Capítulo XII

El día siguiente amaneció gris y quieto, con la inacabada lluvia del verano. El cielo oprimía el valle con su carga de lluvia y las colinas estaban ocultas. Pero la madre se levantó temprano y se preparó para llevar a la hija a la ciudad. No podía esperar un día más para hacer cuanto fuera posible por aquella hija suya. Había aguardado muchos días, dejando que se alargaran hasta convertirse en altos, pero entonces, en su nueva maternidad, purificada por las lágrimas, toda ternura y toda rapidez le parecían pocas a su corazón.

En cuanto a la niña, temblaba de excitación, mientras se peinaba el largo cabello y lo trenzaba con un cordón rojo, y se ponía un vestido nuevo, azul con flores blancas pues jamás habíase alejado de aquella aldea. Al arreglarse habló a los demás.

—Quisiera que mis ojos estuvieran claros hoy, para ver las cosas extrañas de la ciudad.
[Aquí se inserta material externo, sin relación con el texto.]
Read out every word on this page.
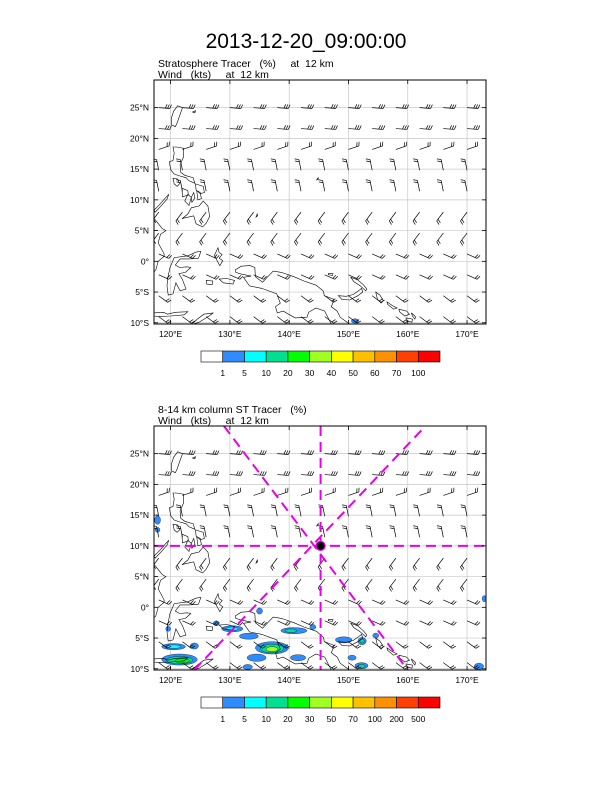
2013-12-20_09:00:00
Stratosphere Tracer   (%)     at  12 km
Wind   (kts)     at  12 km
8-14 km column ST Tracer   (%)
Wind   (kts)     at  12 km
120°E	130°E	140°E	150°E	160°E	170°E
10°S
5°S
0°
5°N
10°N
15°N
20°N
25°N
1 5 10 20 30 40 50 60 70 100
120°E	130°E	140°E	150°E	160°E	170°E
10°S
5°S
0°
5°N
10°N
15°N
20°N
25°N
1 5 10 20 30 50 70 100 200 500
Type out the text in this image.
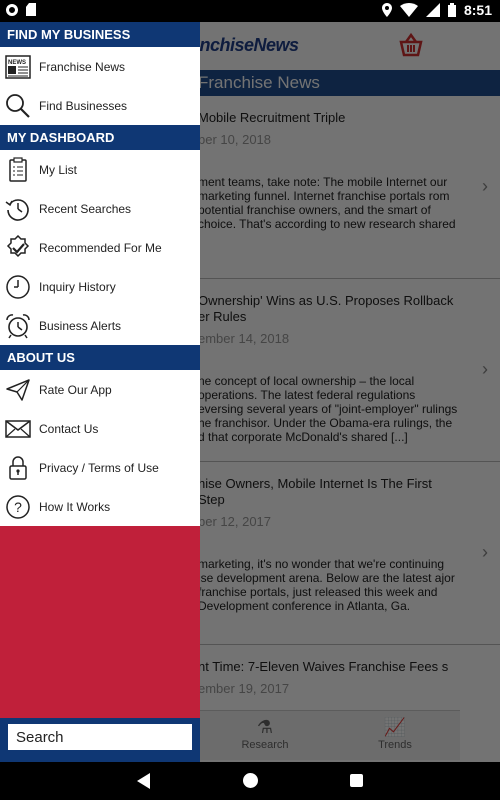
8:51
FIND MY BUSINESS
NEWS Franchise News
Find Businesses
MY DASHBOARD
My List
Recent Searches
Recommended For Me
Inquiry History
Business Alerts
ABOUT US
Rate Our App
Contact Us
Privacy / Terms of Use
? How It Works
Search
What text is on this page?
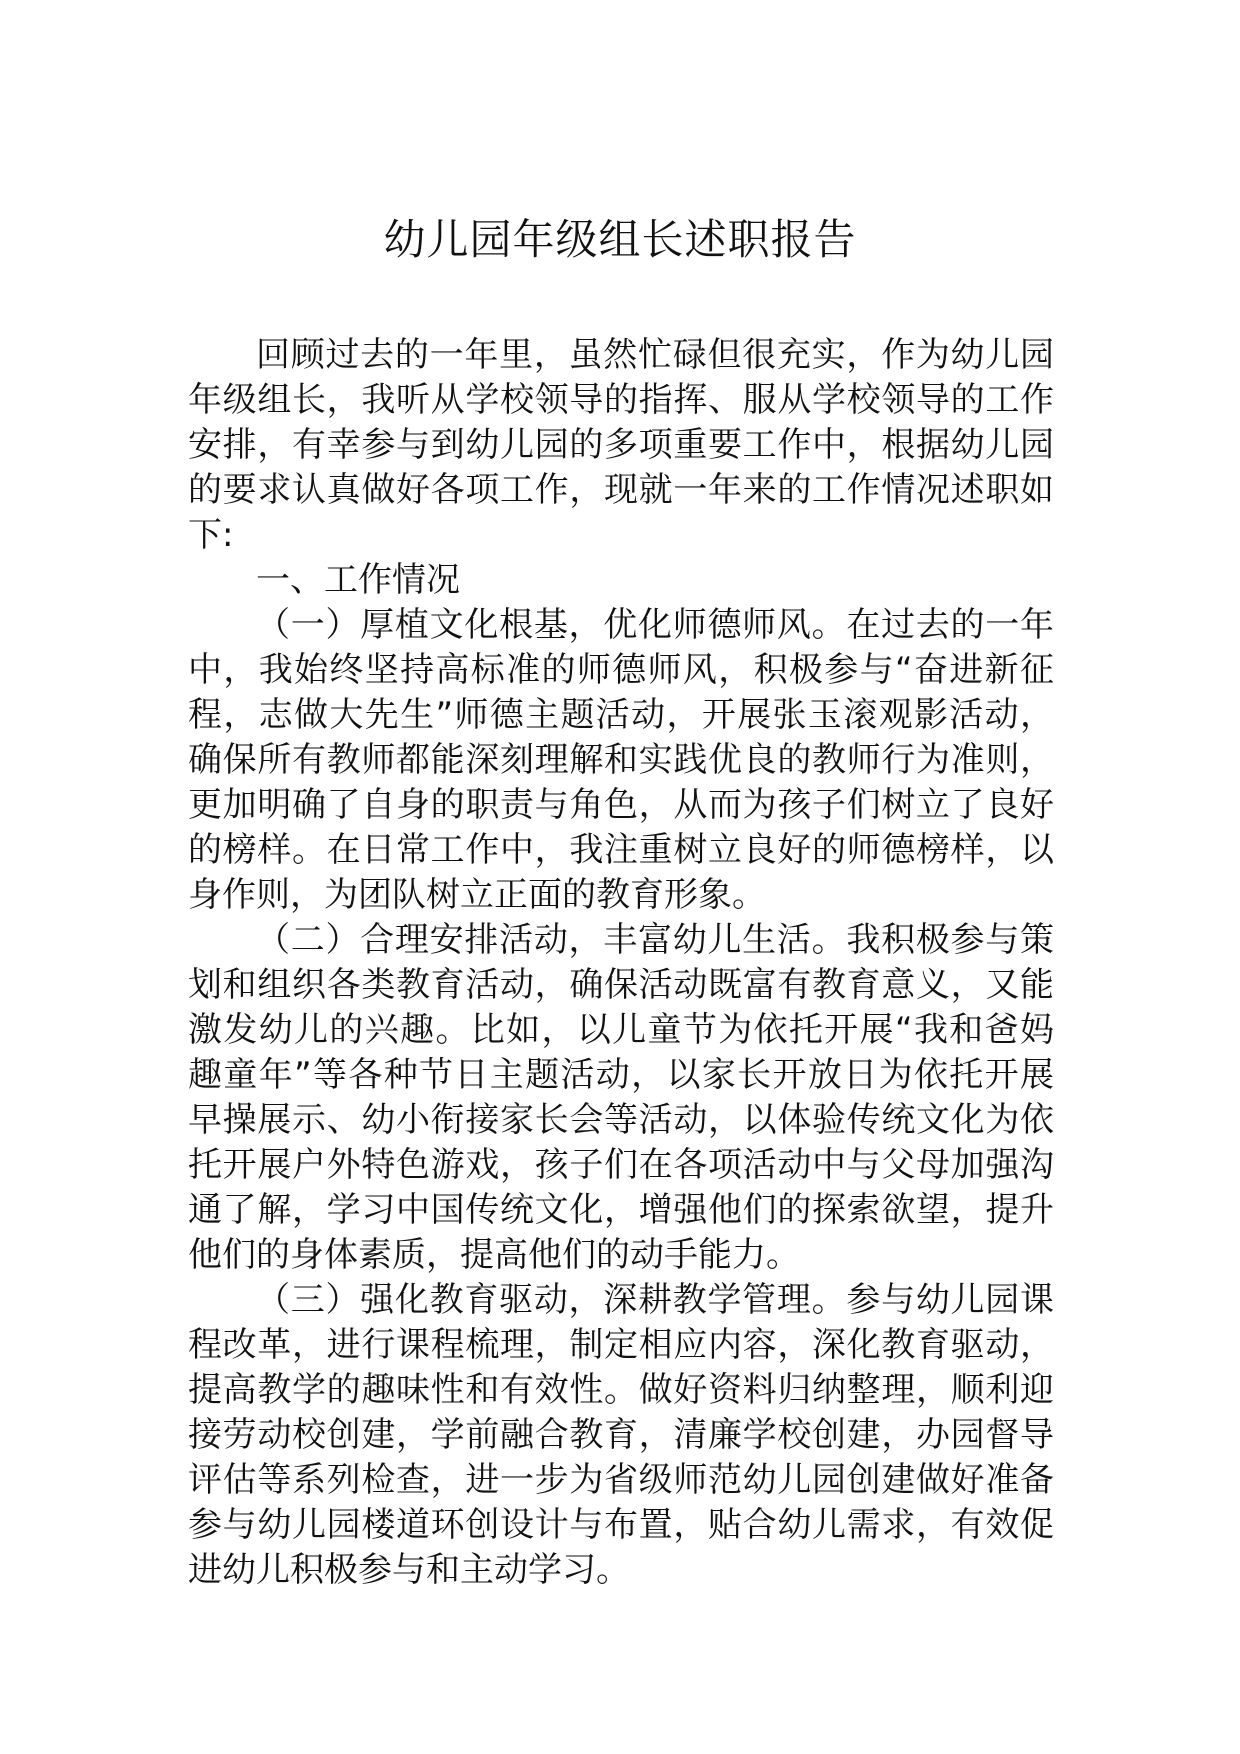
幼儿园年级组长述职报告

回顾过去的一年里，虽然忙碌但很充实，作为幼儿园年级组长，我听从学校领导的指挥、服从学校领导的工作安排，有幸参与到幼儿园的多项重要工作中，根据幼儿园的要求认真做好各项工作，现就一年来的工作情况述职如下:

一、工作情况

（一）厚植文化根基，优化师德师风。在过去的一年中，我始终坚持高标准的师德师风，积极参与“奋进新征程，志做大先生”师德主题活动，开展张玉滚观影活动，确保所有教师都能深刻理解和实践优良的教师行为准则，更加明确了自身的职责与角色，从而为孩子们树立了良好的榜样。在日常工作中，我注重树立良好的师德榜样，以身作则，为团队树立正面的教育形象。

（二）合理安排活动，丰富幼儿生活。我积极参与策划和组织各类教育活动，确保活动既富有教育意义，又能激发幼儿的兴趣。比如，以儿童节为依托开展“我和爸妈趣童年”等各种节日主题活动，以家长开放日为依托开展早操展示、幼小衔接家长会等活动，以体验传统文化为依托开展户外特色游戏，孩子们在各项活动中与父母加强沟通了解，学习中国传统文化，增强他们的探索欲望，提升他们的身体素质，提高他们的动手能力。

（三）强化教育驱动，深耕教学管理。参与幼儿园课程改革，进行课程梳理，制定相应内容，深化教育驱动，提高教学的趣味性和有效性。做好资料归纳整理，顺利迎接劳动校创建，学前融合教育，清廉学校创建，办园督导评估等系列检查，进一步为省级师范幼儿园创建做好准备参与幼儿园楼道环创设计与布置，贴合幼儿需求，有效促进幼儿积极参与和主动学习。
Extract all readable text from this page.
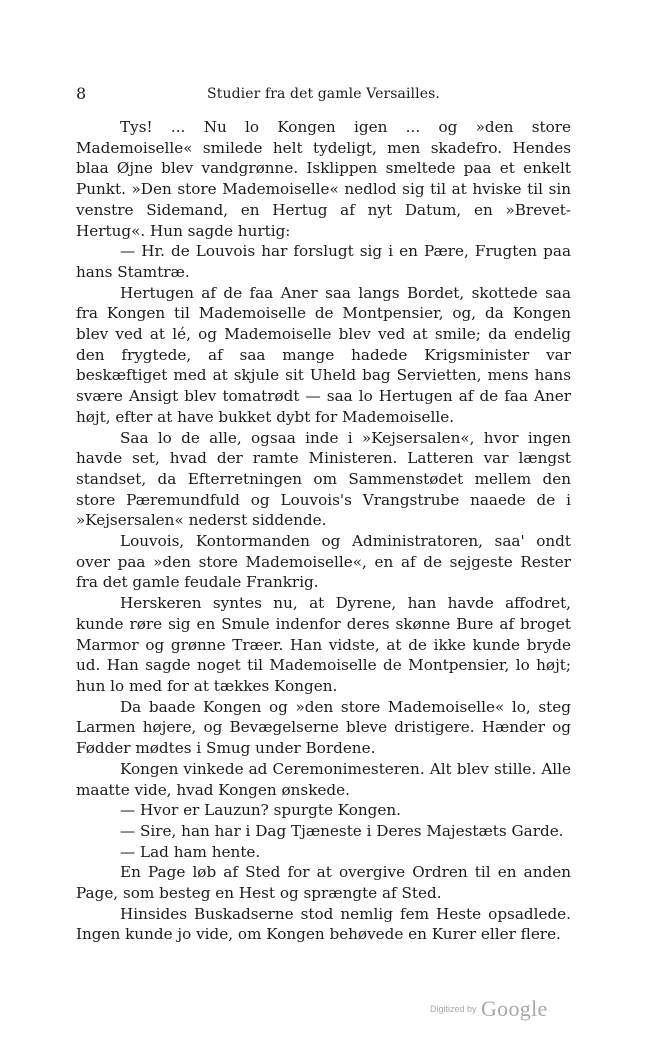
8	Studier fra det gamle Versailles.

Tys! ... Nu lo Kongen igen ... og »den store Mademoiselle« smilede helt tydeligt, men skadefro. Hendes blaa Øjne blev vandgrønne. Isklippen smeltede paa et enkelt Punkt. »Den store Mademoiselle« nedlod sig til at hviske til sin venstre Sidemand, en Hertug af nyt Datum, en »Brevet-Hertug«. Hun sagde hurtig:

— Hr. de Louvois har forslugt sig i en Pære, Frugten paa hans Stamtræ.

Hertugen af de faa Aner saa langs Bordet, skottede saa fra Kongen til Mademoiselle de Montpensier, og, da Kongen blev ved at lé, og Mademoiselle blev ved at smile; da endelig den frygtede, af saa mange hadede Krigsminister var beskæftiget med at skjule sit Uheld bag Servietten, mens hans svære Ansigt blev tomatrødt — saa lo Hertugen af de faa Aner højt, efter at have bukket dybt for Mademoiselle.

Saa lo de alle, ogsaa inde i »Kejsersalen«, hvor ingen havde set, hvad der ramte Ministeren. Latteren var længst standset, da Efterretningen om Sammenstødet mellem den store Pæremundfuld og Louvois's Vrangstrube naaede de i »Kejsersalen« nederst siddende.

Louvois, Kontormanden og Administratoren, saa' ondt over paa »den store Mademoiselle«, en af de sejgeste Rester fra det gamle feudale Frankrig.

Herskeren syntes nu, at Dyrene, han havde affodret, kunde røre sig en Smule indenfor deres skønne Bure af broget Marmor og grønne Træer. Han vidste, at de ikke kunde bryde ud. Han sagde noget til Mademoiselle de Montpensier, lo højt; hun lo med for at tækkes Kongen.

Da baade Kongen og »den store Mademoiselle« lo, steg Larmen højere, og Bevægelserne bleve dristigere. Hænder og Fødder mødtes i Smug under Bordene.

Kongen vinkede ad Ceremonimesteren. Alt blev stille. Alle maatte vide, hvad Kongen ønskede.

— Hvor er Lauzun? spurgte Kongen.

— Sire, han har i Dag Tjæneste i Deres Majestæts Garde.

— Lad ham hente.

En Page løb af Sted for at overgive Ordren til en anden Page, som besteg en Hest og sprængte af Sted.

Hinsides Buskadserne stod nemlig fem Heste opsadlede. Ingen kunde jo vide, om Kongen behøvede en Kurer eller flere.

Digitized by Google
Pero al oír eso, el hijo menor repuso aguda e inteligentemente:

—Sí, pero si tus ojos estuvieran claros, no tendrías necesidad de ir.

Tan apropiada era la observación, que la niña sonrió como siempre hacía ante las agudezas de su hermano, pero nada contestó, pues no era rápida su lengua, sino lenta y suave, como todo en ella, y tras pensar un rato habló.

—Incluso así, preferirla tener claros los ojos y tal vez nunca ver la ciudad. Creo que preferiría tener los ojos claros.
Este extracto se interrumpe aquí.